The government spent 79 percent of total revenue receipts on debt servicing in 2019-20. So far it has secured $26.2 billion loans out of which $19.2 billion were used for debt servicing and this situation is not sustainable.
He said that the agriculture sector also merits some attention as despite being an agricultural country we are compelled to import wheat, sugar, cotton and tomatoes because farmers are being ignored and the incentives for agriculture sector hardly reach to the farmers, he said.

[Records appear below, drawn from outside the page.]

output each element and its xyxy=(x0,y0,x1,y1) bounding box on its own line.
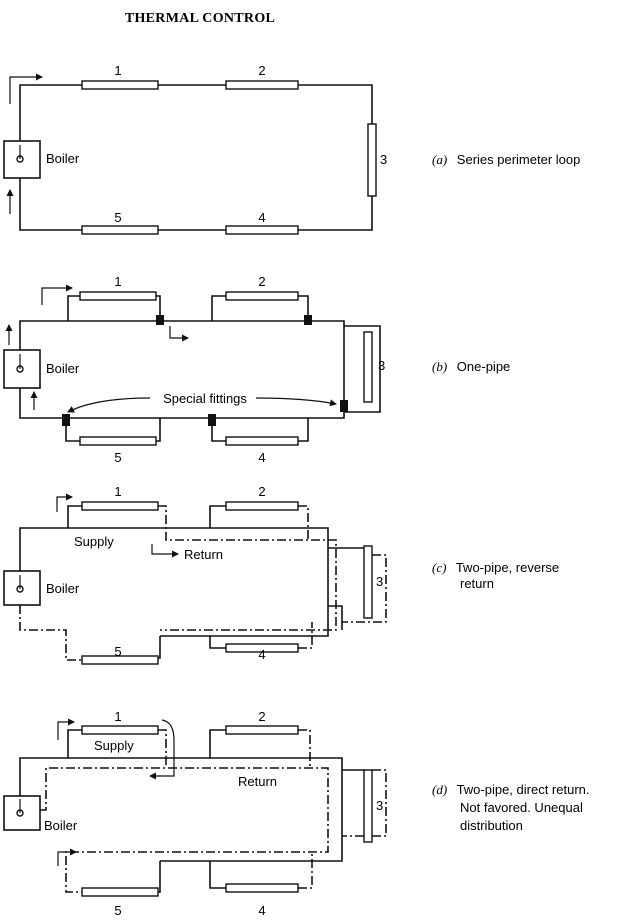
radiator-2 xyxy=(225,501,299,511)
radiator-3-number: 3 xyxy=(376,574,383,589)
caption-d-text-line1: Two-pipe, direct return. xyxy=(457,782,590,797)
supply-pipe xyxy=(19,527,329,637)
caption-a-letter: (a) xyxy=(432,152,447,167)
caption-b-text: One-pipe xyxy=(457,359,510,374)
pointer-arrow-icon xyxy=(255,397,337,407)
special-fitting xyxy=(208,414,216,426)
caption-c-text-line2: return xyxy=(460,576,494,591)
caption-a: (a) Series perimeter loop xyxy=(432,152,580,167)
special-fitting xyxy=(304,315,312,325)
radiator-4 xyxy=(225,643,299,653)
return-pipe xyxy=(40,767,329,893)
supply-pipe xyxy=(19,757,343,862)
radiator-2-number: 2 xyxy=(258,709,265,724)
radiator-1-number: 1 xyxy=(114,274,121,289)
radiator-3 xyxy=(363,545,373,619)
radiator-2 xyxy=(225,80,299,90)
special-fittings-label: Special fittings xyxy=(163,391,247,406)
svg-text:(a) Series perimeter loo: (a) Series perimeter loop xyxy=(432,152,580,167)
caption-a-text: Series perimeter loop xyxy=(457,152,581,167)
flow-arrow-icon xyxy=(169,326,189,342)
caption-c-text-line1: Two-pipe, reverse xyxy=(456,560,559,575)
special-fitting xyxy=(62,414,70,426)
radiator-5 xyxy=(81,225,159,235)
radiator-5-number: 5 xyxy=(114,210,121,225)
radiator-4-number: 4 xyxy=(258,903,265,918)
return-label: Return xyxy=(238,774,277,789)
radiator-1-number: 1 xyxy=(114,484,121,499)
radiator-4 xyxy=(225,883,299,893)
boiler-label: Boiler xyxy=(46,151,80,166)
supply-label: Supply xyxy=(94,738,134,753)
diagram-d-direct-return: Boiler 1 2 3 4 5 Supply Return xyxy=(3,709,387,918)
diagram-b-one-pipe: Boiler 1 2 3 4 5 Special fittings xyxy=(3,274,385,465)
caption-d-letter: (d) xyxy=(432,782,447,797)
return-pipe xyxy=(19,605,82,661)
radiator-2 xyxy=(225,291,299,301)
return-label: Return xyxy=(184,547,223,562)
flow-arrow-icon xyxy=(56,493,73,512)
flow-arrow-icon xyxy=(41,284,73,305)
page-title: THERMAL CONTROL xyxy=(125,11,275,26)
diagram-a-series-loop: Boiler 1 2 3 4 5 xyxy=(3,63,387,235)
flow-arrow-icon xyxy=(57,718,75,740)
radiator-2-number: 2 xyxy=(258,484,265,499)
radiator-5-number: 5 xyxy=(114,644,121,659)
radiator-1-number: 1 xyxy=(114,709,121,724)
flow-arrow-icon xyxy=(151,544,179,558)
boiler-label: Boiler xyxy=(46,361,80,376)
radiator-2 xyxy=(225,725,299,735)
boiler-label: Boiler xyxy=(46,581,80,596)
radiator-3-number: 3 xyxy=(378,358,385,373)
radiator-5-number: 5 xyxy=(114,450,121,465)
caption-d-text-line2: Not favored. Unequal xyxy=(460,800,583,815)
radiator-3 xyxy=(367,123,377,197)
caption-d: (d) Two-pipe, direct return. Not favored… xyxy=(432,782,590,833)
caption-c: (c) Two-pipe, reverse return xyxy=(432,560,559,591)
radiator-5 xyxy=(81,887,159,897)
main-pipe xyxy=(19,320,345,419)
radiator-1 xyxy=(79,291,157,301)
svg-text:(c) Two-pipe, reverse: (c) Two-pipe, reverse xyxy=(432,560,559,575)
supply-label: Supply xyxy=(74,534,114,549)
radiator-4-number: 4 xyxy=(258,210,265,225)
radiator-5 xyxy=(81,655,159,665)
flow-arrow-icon xyxy=(9,73,43,104)
svg-text:(d) Two-pipe, direct ret: (d) Two-pipe, direct return. xyxy=(432,782,590,797)
special-fitting xyxy=(340,400,348,412)
radiator-4 xyxy=(225,225,299,235)
radiator-4 xyxy=(225,436,299,446)
radiator-3-number: 3 xyxy=(376,798,383,813)
radiator-5-number: 5 xyxy=(114,903,121,918)
flow-arrow-icon xyxy=(57,848,77,866)
flow-arrow-icon xyxy=(149,719,175,780)
radiator-4-number: 4 xyxy=(258,450,265,465)
radiator-2-number: 2 xyxy=(258,274,265,289)
special-fitting xyxy=(156,315,164,325)
pointer-arrow-icon xyxy=(67,397,151,413)
caption-b-letter: (b) xyxy=(432,359,447,374)
radiator-3 xyxy=(363,331,373,403)
boiler-label: Boiler xyxy=(44,818,78,833)
diagram-c-reverse-return: Boiler 1 2 3 4 5 Supply Return xyxy=(3,484,387,665)
svg-text:(b) One-pipe: (b) One-pipe xyxy=(432,359,510,374)
caption-d-text-line3: distribution xyxy=(460,818,523,833)
radiator-1-number: 1 xyxy=(114,63,121,78)
radiator-2-number: 2 xyxy=(258,63,265,78)
radiator-4-number: 4 xyxy=(258,647,265,662)
radiator-3-number: 3 xyxy=(380,152,387,167)
radiator-1 xyxy=(81,501,159,511)
radiator-3 xyxy=(363,769,373,843)
radiator-1 xyxy=(81,80,159,90)
radiator-1 xyxy=(81,725,159,735)
caption-b: (b) One-pipe xyxy=(432,359,510,374)
radiator-5 xyxy=(79,436,157,446)
caption-c-letter: (c) xyxy=(432,560,446,575)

Naseem told that Federal Board of Revenue (FBR) has urged exporters to get maximum advantage of Duty and Tax Remission for Exports (DTRE) scheme. These include, DTRE, manufacturing bond, export-oriented unit schemes as well as temporary importation scheme under SRO 492(I)/2009 of March 29, 2009. However, these are extremely underutilized as the number of exporters making use of these schemes can be counted on fingers.
According to officials, despite being applicable to all sectors these export facilitation schemes are being largely used by textile sector. The exports of a country are dependent upon the performance of its SME exporters. Out of the prevalent export facilitation schemes, the DTRE is the most convenient for the SMEs. However, it has also not been able to achieve the desired level of popularity in the country.
Naseem told that 1000 bales of Karachi were sold at Rs 9800 per maund, 400 bales of Ghotki were sold at Rs 9650 per maund, 800 bales of Saleh Pat were sold in between Rs 9000 to Rs 9300 per maund, 800 bales of Rohri were sold at Rs 9000 per maund, 1400 bales of Khairpur were sold in between Rs 8900 to Rs 9000 per maund, 4000 bales of Haroonabad were sold in between Rs 9750 to Rs 9800 per maund, 1200 bales of Rahim Yar Khan were sold in between Rs 9725 to Rs 9800 per maund, 4000 bales of Khanpur, 800 bales of Bagho Bahar were sold at Rs 9800 per maund, 1400 bales of Fort Abbas were sold at Rs 9700 to Rs 9750, 200 bales of Yazman Mandi were sold at Rs 9750, 400 bales of Chistian were sold at Rs 9725 per maund, 200 bales of Marrot, 200 bales of Faqeerwali were sold at Rs 9700 per maund, 400 bales of Mianwali were sold at Rs 9650 per maund, 200 bales of Tunsa Shareef were sold at Rs 9325 per maund and 200 bales of Layyah were sold at Rs 9275 per maund.
He told that rate of cotton in Sindh was in between Rs 8800 to Rs 9400 per maund. The rate of cotton in Punjab is in between Rs 9400 to Rs 9600. He also told that Phutti of Sindh was sold in between Rs 3200 to Rs 4600 per 40 kg. The rate of Phutti in Punjab is in between Rs 2500 to Rs 4600 per 40 Kg.
The rate of Banola in Sindh was in between Rs 1600 to Rs 1900 while the price of Banola in Punjab was in between Rs 1800 to Rs 2000. The rate of cotton in Balochistan is in between Rs 9200 to Rs 9400 while the rate of Phutti is in between Rs 400 to Rs 5000.
The Spot Rate Committee of the Karachi Cotton Association has decreased the spot rate by Rs 100 per maud and closed it at Rs 9600 per maund. The Polyester Fiber was available at Rs 158 per Kg.